By the presence of teeth in distinct sockets, and, as will be seen hereafter, especially in the structure of the limbs, the Pterodactyles differed from all known Birds, and there can be little question as to their being genuine Reptiles. The only Reptiles, however, now existing, which possess any power of sustaining themselves in the air, are the little Dragons (Draco), but these can only take extended leaps from tree to tree, and cannot be said to have any power of flight properly so called. That the Pterodactyles, on the other hand, possessed the power of genuine flight, is shown by the presence of a median keel upon the sternum, proving the existence of unusually developed pectoral muscles; by the articulation of the coracoid bones with the top of the sternum, providing a fixed point or fulcrum for the action of the pectoral muscles; and, lastly, by the existence of air-cavities in" the bones, giving the animal the necessary degree of lightness. The apparatus, however, of flight was not a "wing," as in Birds, but a flying membrane, very similar in its mode of action to the patagium of the Mammalian order of the Bats. The patagium of the Bats, however, differs from that of the Pterodactyles in being supported by the greatly-elongated fingers, whereas in the latter it is only the outermost finger which is thus lengthened out. The difficulty as to the position of the Pterosauria is evaded by Mr Seeley by placing them in a distinct class, which he terms Ornithosauria, and which he regards as most nearly related to, but coequal with, the class Aves.

The Pterosauria are exclusively Mesozoic, being found from the Lower Lias to the Chalk inclusive, the Lithographic Slate of Solenhofen (Upper Oolite) being particularly rich in their remains. Most of them appear to have attained no very great size, but the remains of a species from the Cretaceous rocks have been considered to indicate an animal with more than twenty feet expanse of wing, counting from tip to tip.

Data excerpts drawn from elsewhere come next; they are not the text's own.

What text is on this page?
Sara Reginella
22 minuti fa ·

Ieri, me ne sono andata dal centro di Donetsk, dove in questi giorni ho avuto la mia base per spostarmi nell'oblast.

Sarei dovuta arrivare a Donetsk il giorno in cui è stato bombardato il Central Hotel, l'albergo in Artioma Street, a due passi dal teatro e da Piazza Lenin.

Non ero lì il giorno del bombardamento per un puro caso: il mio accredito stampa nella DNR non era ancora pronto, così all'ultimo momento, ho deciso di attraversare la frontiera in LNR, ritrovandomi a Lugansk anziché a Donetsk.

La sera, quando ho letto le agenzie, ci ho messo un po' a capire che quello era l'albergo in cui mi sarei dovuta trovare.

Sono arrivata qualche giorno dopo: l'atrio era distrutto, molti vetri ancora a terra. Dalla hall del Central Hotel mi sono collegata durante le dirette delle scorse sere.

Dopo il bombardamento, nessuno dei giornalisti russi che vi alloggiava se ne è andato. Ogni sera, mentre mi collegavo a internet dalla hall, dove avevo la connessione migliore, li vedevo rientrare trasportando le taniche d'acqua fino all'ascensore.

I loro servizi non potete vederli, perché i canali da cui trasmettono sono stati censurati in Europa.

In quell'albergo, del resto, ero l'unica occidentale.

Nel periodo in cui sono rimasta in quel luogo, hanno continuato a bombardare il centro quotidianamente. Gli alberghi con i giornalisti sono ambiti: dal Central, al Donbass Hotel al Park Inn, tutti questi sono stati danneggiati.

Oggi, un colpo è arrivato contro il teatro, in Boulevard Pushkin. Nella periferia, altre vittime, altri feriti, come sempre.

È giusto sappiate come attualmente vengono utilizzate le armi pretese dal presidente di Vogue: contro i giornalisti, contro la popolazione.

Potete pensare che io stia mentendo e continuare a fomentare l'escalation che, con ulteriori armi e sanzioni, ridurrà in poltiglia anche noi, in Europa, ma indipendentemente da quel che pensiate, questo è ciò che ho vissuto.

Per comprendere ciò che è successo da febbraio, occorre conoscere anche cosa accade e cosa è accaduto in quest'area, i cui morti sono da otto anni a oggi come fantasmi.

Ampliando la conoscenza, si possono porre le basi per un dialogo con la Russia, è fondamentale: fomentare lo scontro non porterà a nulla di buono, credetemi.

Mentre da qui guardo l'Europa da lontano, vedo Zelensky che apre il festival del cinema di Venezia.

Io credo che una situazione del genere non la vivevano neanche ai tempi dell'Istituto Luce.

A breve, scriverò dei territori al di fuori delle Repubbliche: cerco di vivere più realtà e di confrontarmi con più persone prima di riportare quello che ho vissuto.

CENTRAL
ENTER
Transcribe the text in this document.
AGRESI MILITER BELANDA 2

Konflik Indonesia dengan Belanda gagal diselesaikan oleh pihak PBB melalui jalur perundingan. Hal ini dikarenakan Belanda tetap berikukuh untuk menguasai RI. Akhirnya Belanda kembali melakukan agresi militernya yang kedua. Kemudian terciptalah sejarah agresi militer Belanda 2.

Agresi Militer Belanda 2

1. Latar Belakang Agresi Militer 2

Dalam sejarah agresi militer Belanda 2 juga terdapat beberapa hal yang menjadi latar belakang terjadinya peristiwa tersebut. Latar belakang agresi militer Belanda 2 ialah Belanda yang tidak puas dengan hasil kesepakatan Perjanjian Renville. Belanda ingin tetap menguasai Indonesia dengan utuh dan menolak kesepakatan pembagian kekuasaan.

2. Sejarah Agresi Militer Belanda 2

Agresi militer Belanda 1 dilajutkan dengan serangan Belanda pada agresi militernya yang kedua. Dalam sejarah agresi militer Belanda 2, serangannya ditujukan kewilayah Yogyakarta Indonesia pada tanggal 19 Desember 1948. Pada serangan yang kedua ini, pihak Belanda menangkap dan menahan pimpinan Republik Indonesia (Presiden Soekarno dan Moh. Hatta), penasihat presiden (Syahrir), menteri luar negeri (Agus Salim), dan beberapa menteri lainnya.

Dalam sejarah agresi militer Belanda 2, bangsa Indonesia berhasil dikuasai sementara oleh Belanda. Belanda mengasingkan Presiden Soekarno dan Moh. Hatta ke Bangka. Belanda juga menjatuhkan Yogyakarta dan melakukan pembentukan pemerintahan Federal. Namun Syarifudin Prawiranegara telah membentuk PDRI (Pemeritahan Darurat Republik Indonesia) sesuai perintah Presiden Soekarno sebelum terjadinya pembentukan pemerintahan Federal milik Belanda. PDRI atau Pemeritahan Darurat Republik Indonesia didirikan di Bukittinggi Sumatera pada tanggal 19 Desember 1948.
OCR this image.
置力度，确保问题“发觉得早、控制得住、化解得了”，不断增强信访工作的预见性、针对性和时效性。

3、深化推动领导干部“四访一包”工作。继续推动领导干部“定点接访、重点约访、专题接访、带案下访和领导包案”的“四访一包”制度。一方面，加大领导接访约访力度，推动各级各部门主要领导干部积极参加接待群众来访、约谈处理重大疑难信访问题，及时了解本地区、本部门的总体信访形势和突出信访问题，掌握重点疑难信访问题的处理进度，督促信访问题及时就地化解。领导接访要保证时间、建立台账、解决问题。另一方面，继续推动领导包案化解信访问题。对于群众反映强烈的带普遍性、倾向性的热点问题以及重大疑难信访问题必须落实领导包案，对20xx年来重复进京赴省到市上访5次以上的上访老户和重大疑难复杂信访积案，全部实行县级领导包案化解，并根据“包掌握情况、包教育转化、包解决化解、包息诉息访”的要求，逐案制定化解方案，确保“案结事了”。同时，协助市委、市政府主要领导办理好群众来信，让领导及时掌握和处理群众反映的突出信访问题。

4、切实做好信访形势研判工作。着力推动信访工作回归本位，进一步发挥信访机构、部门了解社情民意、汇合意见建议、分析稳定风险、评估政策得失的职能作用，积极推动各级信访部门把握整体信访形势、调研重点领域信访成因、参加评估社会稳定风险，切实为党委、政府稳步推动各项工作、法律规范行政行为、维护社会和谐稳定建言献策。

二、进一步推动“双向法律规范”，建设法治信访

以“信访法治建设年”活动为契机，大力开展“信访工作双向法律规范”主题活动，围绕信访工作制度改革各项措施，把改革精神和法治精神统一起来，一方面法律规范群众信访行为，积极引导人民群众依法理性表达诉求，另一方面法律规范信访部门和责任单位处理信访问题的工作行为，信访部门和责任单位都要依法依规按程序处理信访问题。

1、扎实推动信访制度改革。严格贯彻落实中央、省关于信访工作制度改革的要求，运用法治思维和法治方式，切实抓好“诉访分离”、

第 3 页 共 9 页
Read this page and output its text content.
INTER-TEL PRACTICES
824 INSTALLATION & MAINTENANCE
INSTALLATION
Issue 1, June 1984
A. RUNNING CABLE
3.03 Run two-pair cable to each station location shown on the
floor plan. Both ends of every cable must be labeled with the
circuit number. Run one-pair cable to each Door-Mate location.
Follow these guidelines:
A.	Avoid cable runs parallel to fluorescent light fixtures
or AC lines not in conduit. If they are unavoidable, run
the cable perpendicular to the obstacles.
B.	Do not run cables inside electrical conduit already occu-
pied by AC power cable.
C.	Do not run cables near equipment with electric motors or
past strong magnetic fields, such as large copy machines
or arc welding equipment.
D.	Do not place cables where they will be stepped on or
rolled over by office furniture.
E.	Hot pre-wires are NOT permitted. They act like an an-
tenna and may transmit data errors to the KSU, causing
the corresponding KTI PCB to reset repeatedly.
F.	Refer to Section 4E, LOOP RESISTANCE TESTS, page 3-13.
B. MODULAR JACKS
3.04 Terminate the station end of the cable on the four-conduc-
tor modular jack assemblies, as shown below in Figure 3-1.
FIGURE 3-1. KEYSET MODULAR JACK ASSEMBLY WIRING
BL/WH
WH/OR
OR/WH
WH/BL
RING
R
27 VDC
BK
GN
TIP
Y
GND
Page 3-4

In the genus Pterodaclylus proper, the jaws are provided with teeth to their extremities, all the teeth being long and slender.

In Dimorphodon, the anterior teeth are large and pointed, the posterior teeth small and lancet-shaped.

In Ramphorhynchus, the anterior portion of both jaws is edentulous, and may have formed a horny beak, but teeth are present in the hinder portion of the jaws.

In Pteranodon, lastly, the jaws are completely edentulous, and were probably ensheathed in horn. This genus, along with some small forms, includes the largest known members of the order.